这楼的隔音,她能听见楼上的动静吗?
柳阿姨明早起来,腰会不会酸?
她要是觉得不对劲,第一个怀疑谁?
我掏出手机,把闹钟调到十二点一刻,立在床头柜上。屏幕的数字一格一格地跳,每跳一格,阿阳就叹一口气。
文哲。他忽然说,我好像闻到味儿了。
什么味儿?
说不上来。他皱着鼻子,她身上……你过来闻。
我凑近闻了闻。
混着身体乳和沐浴露的香味底下,透出一丝又潮又腥的气味,还带点甜,从她腿间蒸上来的。
我喉头一紧:你妈的骚味。睡着了都往外冒。
操。阿阳骂了一句,又把手伸进裤裆。
别射。我提醒他,第一发留给你妈的逼。
十一点五十五。阿阳坐不住了,站起来在屋里转圈,忽然停在书桌前,拉开抽屉翻找。
你找什么?
他翻出个东西,冲我晃了晃——一个手机支架,黑色的,还沾着点灰。这小子之前拍游戏集锦买的。
录不录?他问,眼睛亮晶晶的,第一次,留个纪念。
我盯着那个支架,没接话。
录像。
我比谁都清楚这两个字的分量。
初五那晚,我为了给K交货,拍了妈妈的视频,现在还躺在那块硬盘里——连同K那条叫出我真名的留言。
那种东西拍下来就是铁证,一辈子翻不了身。
今晚这事,天知地知,拍下来就是第三只眼,谁知道哪天会睁开。
可我又看了一眼阿阳。
他蹲在床边,眼睛粘在他妈身上,呼吸粗得跟牛一样。
他还没意识到,过了今晚,他就不一样了。
他操了他妈,他妈的嘴里、穴里,都会留下他射出来的东西。
这事说出去,他比我死得难看一百倍。
所以,拍。

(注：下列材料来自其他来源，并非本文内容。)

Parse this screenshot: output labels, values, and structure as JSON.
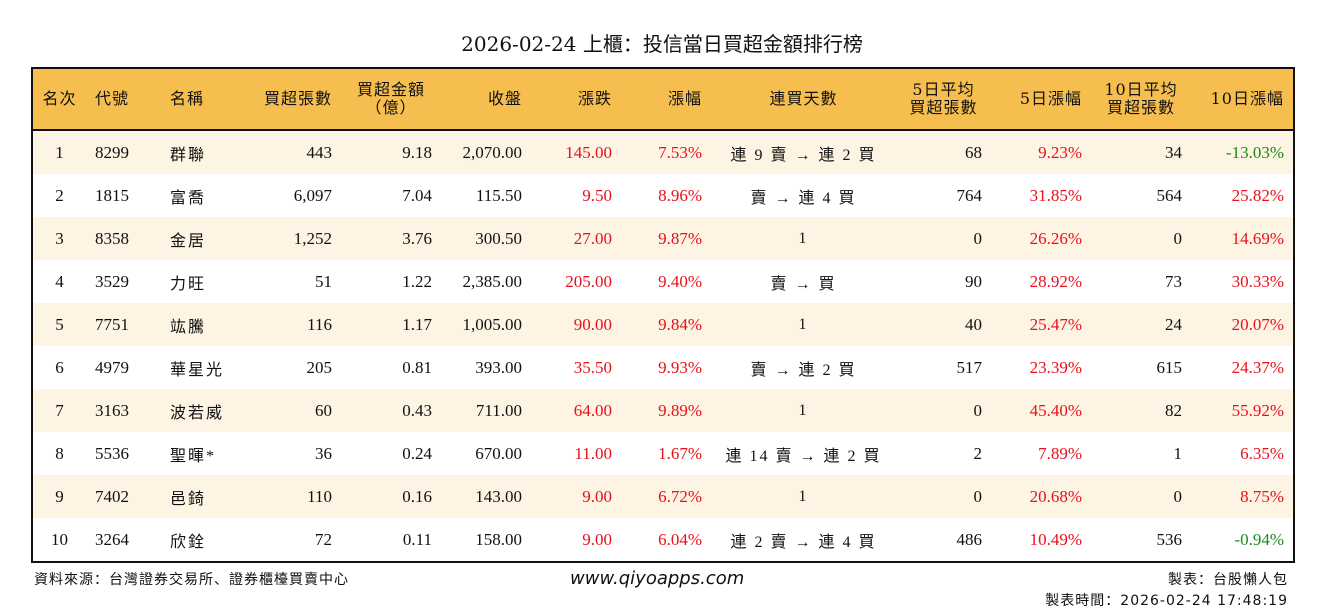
{
  "title": "2026-02-24 上櫃：投信當日買超金額排行榜",
  "colors": {
    "header": "#F6BE4F",
    "row_alt": "#FDF4E3",
    "up": "#E8101A",
    "down": "#1A8A1A"
  },
  "headers": [
    "名次",
    "代號",
    "名稱",
    "買超張數",
    "買超金額\n（億）",
    "收盤",
    "漲跌",
    "漲幅",
    "連買天數",
    "5日平均\n買超張數",
    "5日漲幅",
    "10日平均\n買超張數",
    "10日漲幅"
  ],
  "rows": [
    [
      "1",
      "8299",
      "群聯",
      "443",
      "9.18",
      "2,070.00",
      "145.00",
      "7.53%",
      "連 9 賣 → 連 2 買",
      "68",
      "9.23%",
      "34",
      "-13.03%"
    ],
    [
      "2",
      "1815",
      "富喬",
      "6,097",
      "7.04",
      "115.50",
      "9.50",
      "8.96%",
      "賣 → 連 4 買",
      "764",
      "31.85%",
      "564",
      "25.82%"
    ],
    [
      "3",
      "8358",
      "金居",
      "1,252",
      "3.76",
      "300.50",
      "27.00",
      "9.87%",
      "1",
      "0",
      "26.26%",
      "0",
      "14.69%"
    ],
    [
      "4",
      "3529",
      "力旺",
      "51",
      "1.22",
      "2,385.00",
      "205.00",
      "9.40%",
      "賣 → 買",
      "90",
      "28.92%",
      "73",
      "30.33%"
    ],
    [
      "5",
      "7751",
      "竑騰",
      "116",
      "1.17",
      "1,005.00",
      "90.00",
      "9.84%",
      "1",
      "40",
      "25.47%",
      "24",
      "20.07%"
    ],
    [
      "6",
      "4979",
      "華星光",
      "205",
      "0.81",
      "393.00",
      "35.50",
      "9.93%",
      "賣 → 連 2 買",
      "517",
      "23.39%",
      "615",
      "24.37%"
    ],
    [
      "7",
      "3163",
      "波若威",
      "60",
      "0.43",
      "711.00",
      "64.00",
      "9.89%",
      "1",
      "0",
      "45.40%",
      "82",
      "55.92%"
    ],
    [
      "8",
      "5536",
      "聖暉*",
      "36",
      "0.24",
      "670.00",
      "11.00",
      "1.67%",
      "連 14 賣 → 連 2 買",
      "2",
      "7.89%",
      "1",
      "6.35%"
    ],
    [
      "9",
      "7402",
      "邑錡",
      "110",
      "0.16",
      "143.00",
      "9.00",
      "6.72%",
      "1",
      "0",
      "20.68%",
      "0",
      "8.75%"
    ],
    [
      "10",
      "3264",
      "欣銓",
      "72",
      "0.11",
      "158.00",
      "9.00",
      "6.04%",
      "連 2 賣 → 連 4 買",
      "486",
      "10.49%",
      "536",
      "-0.94%"
    ]
  ],
  "footer": {
    "source": "資料來源：台灣證券交易所、證券櫃檯買賣中心",
    "url": "www.qiyoapps.com",
    "maker": "製表：台股懶人包",
    "time": "製表時間：2026-02-24 17:48:19"
  }
}
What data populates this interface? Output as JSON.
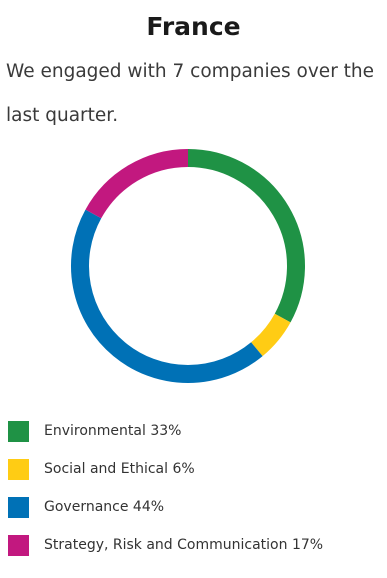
{
  "page": {
    "title": "France",
    "intro": "We engaged with 7 companies over the last quarter."
  },
  "chart_data": {
    "type": "pie",
    "style": "donut",
    "title": "",
    "categories": [
      "Environmental",
      "Social and Ethical",
      "Governance",
      "Strategy, Risk and Communication"
    ],
    "values": [
      33,
      6,
      44,
      17
    ],
    "unit": "%",
    "colors": [
      "#1f9245",
      "#ffcc14",
      "#0071b6",
      "#c2187f"
    ],
    "legend": {
      "placement": "bottom",
      "entries": [
        {
          "label": "Environmental 33%",
          "color": "#1f9245"
        },
        {
          "label": "Social and Ethical 6%",
          "color": "#ffcc14"
        },
        {
          "label": "Governance 44%",
          "color": "#0071b6"
        },
        {
          "label": "Strategy, Risk and Communication 17%",
          "color": "#c2187f"
        }
      ]
    }
  }
}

但是拍他,不拍我。
行。我接过支架,我来拍。但镜头只拍你,我不上镜。
为啥?阿阳愣了。
你操的是你亲妈。
我压低声音,这事要流出去,我最多算个从犯,你是主犯。
我帮你拍,留给你自己看,是你第一次的纪念。
我不上镜,是为了你好——真出了事,这带子就是你一个人的,你想毁随时能毁。
这套说辞滴水不漏,阿阳感动得眼睛都红了:文哲,你是我亲哥。
我笑了笑,没说话。
我在心里对自己说的是另一套话:镜头只拍你,不拍我。
这盘东西,不是你的纪念,是我的保险。
今晚之后,你就是我的人。
你听我的,这视频永远不见光;你敢反水,这视频就是绑在你脖子上的炸弹,同归于尽。